Wednesday, October 20, 2010

Flying over what was Yugoslavia

When I am writing this entry I am flying over parts of what was Yugoslavia: Bosnia, southern Serbia. Looking through the cloud cover, I can see some desolate hilly countryside. Back about 700 years ago all of this area was under the control of the Turks. Fairly regularly Turkish patrol groups would go into the villages to recruit the best and the brightest of the local Christian boys for service to the sultan. These newly enslaved boys were converted to Islam, brainwashed to obey without question, and given the top military and/or scholarly training of any group of people in the world other than possibly China.

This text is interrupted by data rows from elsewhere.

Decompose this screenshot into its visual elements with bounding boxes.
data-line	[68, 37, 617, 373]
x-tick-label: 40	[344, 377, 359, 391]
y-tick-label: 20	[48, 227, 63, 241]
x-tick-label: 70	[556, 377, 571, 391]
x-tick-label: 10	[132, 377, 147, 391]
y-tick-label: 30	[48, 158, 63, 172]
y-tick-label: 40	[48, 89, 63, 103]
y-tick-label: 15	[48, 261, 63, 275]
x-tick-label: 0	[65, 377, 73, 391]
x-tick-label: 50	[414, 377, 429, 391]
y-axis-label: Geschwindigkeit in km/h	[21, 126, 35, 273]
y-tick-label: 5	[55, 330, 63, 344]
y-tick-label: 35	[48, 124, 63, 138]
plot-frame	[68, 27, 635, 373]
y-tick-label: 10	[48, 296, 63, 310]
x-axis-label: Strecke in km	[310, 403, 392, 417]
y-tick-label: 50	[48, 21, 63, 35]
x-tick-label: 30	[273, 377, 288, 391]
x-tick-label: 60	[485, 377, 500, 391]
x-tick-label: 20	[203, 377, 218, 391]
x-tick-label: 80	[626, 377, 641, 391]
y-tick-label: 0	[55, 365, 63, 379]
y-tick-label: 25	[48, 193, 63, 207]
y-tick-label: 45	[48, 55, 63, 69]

Just about all of any Sultan’s advisers and bodyguards were these formerly Christian slaves. The whole Ottoman Empire was run quite literally by a slave government. Friday at the symposium that I am attending is a special panel of experts who will be discussing how slavery functioned in both the Byzantine and Ottoman Empires. I have heard that during times of economic hard times, the Christian families of the Balkans were eager to give away their boys, knowing that they would have a life of privilege in Istanbul. Many times especially when the Ottoman Empire was in decline, these slave servants were the one’s selecting the next sultan. They used a system of succession that the Turk had inherited from their times as steppe nomads in Central Asia. Every son of the sultan would be strangled except for the one chosen to be the next sultan. Yikes!

1 comment:

  1. Wow! I had no idea. What a horrible fate for those boys. It will be interesting to hear about your symposium on the history of slavery in the region.